I have tested numerous RL algorithms on simulated production systems for my PhD ...

vonnik · on June 20, 2021

TechCrunch article author here.

Our team at Pathmind has applied deep RL to multiple use cases in industrial control and supply chain management, notably various forms of scheduling, and MEIO, respectively.

You can see some demo simulations here:

https://pathmind.com/examples/

https://cloud.anylogic.com/model/15ee2fe9-c45c-425d-8b98-920...

https://cloud.anylogic.com/model/9c0725cc-7eb5-44ed-a2de-ff8...

https://cloud.anylogic.com/model/8769d942-43c4-4530-bc68-243...

https://cloud.anylogic.com/model/b7da42a0-734c-461f-9f68-382...

Yes, these show RL applied to simulations, and yes, real data and real physical plants are more complex than that.

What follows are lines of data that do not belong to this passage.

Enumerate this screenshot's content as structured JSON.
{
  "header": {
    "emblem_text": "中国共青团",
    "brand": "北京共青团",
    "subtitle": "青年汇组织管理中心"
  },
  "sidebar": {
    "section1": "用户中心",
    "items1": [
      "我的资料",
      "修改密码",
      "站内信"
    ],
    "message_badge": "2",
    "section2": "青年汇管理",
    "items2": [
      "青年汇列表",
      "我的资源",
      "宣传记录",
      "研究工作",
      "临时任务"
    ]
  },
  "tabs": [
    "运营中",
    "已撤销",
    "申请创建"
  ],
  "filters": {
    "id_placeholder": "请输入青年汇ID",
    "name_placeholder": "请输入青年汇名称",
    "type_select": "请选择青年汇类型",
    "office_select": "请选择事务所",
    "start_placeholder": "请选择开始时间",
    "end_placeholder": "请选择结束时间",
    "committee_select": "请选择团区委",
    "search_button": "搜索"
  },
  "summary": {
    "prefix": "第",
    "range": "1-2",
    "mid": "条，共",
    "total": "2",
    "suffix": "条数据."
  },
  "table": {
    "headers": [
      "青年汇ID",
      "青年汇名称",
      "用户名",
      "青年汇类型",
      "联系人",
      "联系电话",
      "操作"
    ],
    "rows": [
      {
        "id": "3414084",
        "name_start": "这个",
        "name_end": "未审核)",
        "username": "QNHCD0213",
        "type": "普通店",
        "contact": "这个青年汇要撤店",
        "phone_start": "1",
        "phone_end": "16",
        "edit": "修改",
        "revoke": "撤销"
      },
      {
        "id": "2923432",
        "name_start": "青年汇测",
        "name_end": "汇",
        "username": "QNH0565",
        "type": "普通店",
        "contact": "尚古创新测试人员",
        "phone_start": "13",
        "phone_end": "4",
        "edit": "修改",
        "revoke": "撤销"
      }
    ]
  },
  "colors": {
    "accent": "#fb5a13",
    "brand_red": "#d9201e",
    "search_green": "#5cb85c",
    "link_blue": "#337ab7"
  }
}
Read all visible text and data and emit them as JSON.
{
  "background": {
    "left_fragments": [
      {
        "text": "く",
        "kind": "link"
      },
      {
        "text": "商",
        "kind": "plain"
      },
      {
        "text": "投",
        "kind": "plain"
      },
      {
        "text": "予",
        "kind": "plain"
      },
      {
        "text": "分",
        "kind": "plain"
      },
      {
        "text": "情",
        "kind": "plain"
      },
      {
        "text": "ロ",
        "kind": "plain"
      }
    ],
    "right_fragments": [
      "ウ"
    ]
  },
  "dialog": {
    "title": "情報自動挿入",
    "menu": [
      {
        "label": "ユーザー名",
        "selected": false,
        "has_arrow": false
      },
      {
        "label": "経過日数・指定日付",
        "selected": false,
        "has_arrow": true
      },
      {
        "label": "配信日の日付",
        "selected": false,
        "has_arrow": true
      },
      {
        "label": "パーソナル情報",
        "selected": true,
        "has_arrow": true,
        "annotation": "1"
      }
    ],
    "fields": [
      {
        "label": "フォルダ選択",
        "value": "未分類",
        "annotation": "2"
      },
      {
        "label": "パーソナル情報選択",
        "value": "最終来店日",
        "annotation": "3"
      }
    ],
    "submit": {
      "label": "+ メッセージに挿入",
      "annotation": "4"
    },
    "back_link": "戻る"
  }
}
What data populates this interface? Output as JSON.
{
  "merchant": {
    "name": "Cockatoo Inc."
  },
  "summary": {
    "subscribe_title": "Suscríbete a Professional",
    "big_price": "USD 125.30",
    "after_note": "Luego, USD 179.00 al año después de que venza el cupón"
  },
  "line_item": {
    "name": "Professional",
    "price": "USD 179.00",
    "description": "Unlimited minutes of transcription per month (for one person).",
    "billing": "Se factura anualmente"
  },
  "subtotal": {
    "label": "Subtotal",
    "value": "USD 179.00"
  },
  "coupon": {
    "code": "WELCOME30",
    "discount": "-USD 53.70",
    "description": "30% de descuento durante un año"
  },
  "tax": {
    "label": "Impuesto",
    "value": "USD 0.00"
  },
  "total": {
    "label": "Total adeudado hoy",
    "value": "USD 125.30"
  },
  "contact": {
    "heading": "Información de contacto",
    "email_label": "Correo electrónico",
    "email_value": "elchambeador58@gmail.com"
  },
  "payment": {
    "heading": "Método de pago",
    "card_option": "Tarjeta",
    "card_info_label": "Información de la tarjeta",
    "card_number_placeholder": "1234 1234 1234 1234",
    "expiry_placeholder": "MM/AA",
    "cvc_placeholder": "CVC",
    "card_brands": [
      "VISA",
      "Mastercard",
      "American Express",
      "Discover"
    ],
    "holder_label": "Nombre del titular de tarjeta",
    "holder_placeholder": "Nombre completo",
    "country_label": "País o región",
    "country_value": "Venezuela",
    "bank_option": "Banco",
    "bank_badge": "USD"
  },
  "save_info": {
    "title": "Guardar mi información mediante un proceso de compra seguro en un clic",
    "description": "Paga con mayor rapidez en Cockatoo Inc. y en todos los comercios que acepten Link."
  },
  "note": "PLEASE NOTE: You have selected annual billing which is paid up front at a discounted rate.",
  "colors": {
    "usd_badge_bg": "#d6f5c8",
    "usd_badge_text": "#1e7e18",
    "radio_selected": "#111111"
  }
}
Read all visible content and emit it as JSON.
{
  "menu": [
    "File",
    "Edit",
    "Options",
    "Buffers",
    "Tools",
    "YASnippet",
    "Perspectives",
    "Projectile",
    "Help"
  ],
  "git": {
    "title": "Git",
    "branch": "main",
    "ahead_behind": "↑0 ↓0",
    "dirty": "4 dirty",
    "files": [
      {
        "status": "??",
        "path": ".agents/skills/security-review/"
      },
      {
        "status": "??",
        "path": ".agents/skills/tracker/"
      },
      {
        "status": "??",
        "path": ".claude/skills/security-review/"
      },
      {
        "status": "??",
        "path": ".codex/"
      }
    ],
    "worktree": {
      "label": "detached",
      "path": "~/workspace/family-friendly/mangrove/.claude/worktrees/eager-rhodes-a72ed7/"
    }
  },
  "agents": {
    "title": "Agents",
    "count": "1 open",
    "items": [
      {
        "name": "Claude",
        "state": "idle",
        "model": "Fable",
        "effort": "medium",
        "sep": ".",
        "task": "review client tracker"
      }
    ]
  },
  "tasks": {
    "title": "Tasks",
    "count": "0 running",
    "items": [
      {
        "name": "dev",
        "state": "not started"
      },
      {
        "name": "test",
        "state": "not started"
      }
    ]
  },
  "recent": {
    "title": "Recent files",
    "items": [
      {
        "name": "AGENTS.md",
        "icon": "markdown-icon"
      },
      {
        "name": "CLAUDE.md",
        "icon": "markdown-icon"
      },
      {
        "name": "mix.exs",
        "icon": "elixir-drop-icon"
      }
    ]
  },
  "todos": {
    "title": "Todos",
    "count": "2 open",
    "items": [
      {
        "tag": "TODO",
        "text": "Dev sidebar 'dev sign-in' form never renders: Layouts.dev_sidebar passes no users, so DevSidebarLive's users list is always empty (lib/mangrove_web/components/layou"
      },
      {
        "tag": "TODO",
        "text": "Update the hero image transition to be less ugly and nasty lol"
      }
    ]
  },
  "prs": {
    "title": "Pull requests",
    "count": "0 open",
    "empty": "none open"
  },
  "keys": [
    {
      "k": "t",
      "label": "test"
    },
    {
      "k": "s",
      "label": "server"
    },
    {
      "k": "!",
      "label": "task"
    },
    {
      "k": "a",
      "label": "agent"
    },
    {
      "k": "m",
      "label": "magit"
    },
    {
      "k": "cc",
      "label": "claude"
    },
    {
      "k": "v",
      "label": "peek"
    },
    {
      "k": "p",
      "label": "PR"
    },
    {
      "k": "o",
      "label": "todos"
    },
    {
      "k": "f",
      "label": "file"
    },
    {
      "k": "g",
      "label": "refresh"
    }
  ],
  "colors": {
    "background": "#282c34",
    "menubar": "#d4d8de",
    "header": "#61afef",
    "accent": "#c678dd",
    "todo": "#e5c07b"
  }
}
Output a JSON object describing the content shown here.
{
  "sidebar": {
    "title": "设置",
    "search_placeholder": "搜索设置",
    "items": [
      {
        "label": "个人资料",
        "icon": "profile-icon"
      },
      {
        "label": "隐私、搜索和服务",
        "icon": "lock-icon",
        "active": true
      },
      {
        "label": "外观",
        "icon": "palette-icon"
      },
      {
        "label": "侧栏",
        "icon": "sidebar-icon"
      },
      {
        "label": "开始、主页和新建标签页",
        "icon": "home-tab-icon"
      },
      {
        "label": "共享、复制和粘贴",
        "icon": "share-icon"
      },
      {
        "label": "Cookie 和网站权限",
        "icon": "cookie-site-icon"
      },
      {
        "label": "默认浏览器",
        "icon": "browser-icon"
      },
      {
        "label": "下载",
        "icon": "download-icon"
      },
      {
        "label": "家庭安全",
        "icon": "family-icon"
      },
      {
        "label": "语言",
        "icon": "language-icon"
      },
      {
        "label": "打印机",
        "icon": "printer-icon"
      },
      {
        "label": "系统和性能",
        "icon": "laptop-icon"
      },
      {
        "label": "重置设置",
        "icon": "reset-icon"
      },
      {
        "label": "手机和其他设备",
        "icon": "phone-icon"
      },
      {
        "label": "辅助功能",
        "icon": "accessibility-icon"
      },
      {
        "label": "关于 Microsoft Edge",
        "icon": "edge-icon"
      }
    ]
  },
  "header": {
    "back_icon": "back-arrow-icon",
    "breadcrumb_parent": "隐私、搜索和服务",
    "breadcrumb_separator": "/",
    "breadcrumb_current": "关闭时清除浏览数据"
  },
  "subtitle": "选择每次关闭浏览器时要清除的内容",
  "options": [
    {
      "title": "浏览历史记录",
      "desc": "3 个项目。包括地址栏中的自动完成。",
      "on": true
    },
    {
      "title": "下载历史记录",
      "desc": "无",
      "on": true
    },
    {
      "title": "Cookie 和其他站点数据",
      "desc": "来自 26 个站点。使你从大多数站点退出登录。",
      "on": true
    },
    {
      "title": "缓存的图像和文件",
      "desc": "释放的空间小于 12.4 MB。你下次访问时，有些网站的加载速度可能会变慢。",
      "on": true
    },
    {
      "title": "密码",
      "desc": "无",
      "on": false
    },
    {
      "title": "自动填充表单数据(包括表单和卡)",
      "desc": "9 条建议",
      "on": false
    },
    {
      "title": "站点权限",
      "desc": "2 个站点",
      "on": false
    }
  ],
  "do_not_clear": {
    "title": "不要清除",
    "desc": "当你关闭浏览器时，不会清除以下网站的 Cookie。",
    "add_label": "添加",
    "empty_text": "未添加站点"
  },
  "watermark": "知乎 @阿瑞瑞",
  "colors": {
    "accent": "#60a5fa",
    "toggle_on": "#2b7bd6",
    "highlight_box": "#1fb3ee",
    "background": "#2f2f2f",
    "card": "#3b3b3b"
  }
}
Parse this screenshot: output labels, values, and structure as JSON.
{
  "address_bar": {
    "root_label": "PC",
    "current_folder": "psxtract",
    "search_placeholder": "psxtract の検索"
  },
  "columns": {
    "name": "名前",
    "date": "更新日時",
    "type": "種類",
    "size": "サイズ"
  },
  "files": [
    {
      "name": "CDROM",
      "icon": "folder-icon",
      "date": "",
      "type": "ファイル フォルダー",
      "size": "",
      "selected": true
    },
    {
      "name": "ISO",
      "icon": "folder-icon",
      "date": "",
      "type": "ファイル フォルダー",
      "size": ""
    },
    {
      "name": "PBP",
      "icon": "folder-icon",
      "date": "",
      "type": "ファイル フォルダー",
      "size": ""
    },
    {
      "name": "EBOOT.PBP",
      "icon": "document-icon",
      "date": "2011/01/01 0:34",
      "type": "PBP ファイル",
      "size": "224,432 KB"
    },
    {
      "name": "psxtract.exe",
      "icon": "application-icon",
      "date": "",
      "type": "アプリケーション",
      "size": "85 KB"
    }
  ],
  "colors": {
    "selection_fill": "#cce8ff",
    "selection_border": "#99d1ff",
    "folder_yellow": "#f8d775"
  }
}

But those physical systems are already controlled by optimizers (usually mathematical solvers like IBM Cplex or Gurobi), and deep RL happens to be an optimizer that can handle a few things better:

* data variability

* multiple objectives in complex scenarios

* multiple agents making simultaneous decisions in coordination

Solving the third problem gives rise to very interesting emergent behavior among teams of machines, which learn to behave in ways that are almost impossible for a hard-coded set of rules to specify. This is the source of many of the gains that RL produces.

I see a lot of preconceptions about RL in this thread that are partially true, but also solvable.

Yes, RL is data hungry. I acknowledged that in the TC piece. The problems with data are pretty much the same problems you get with ML in general. It's messy, partial, and usually not gathered with ML in mind. RL is no more impossible than other ML approaches, based on that argument.

A valid simulation of a physical system is a source of synthetic data that helps solve that problem.

Deep RL is already controlling machines on factory floors, and it will slowly help optimize larger and larger systems, from groups of assembly lines, to networks of plants.

In some cases it will serve as a "decisioning layer" (not my word) with HITL, and in others, it will drive more autonomous systems with low latency requirements.

Believe me or not, it's happening.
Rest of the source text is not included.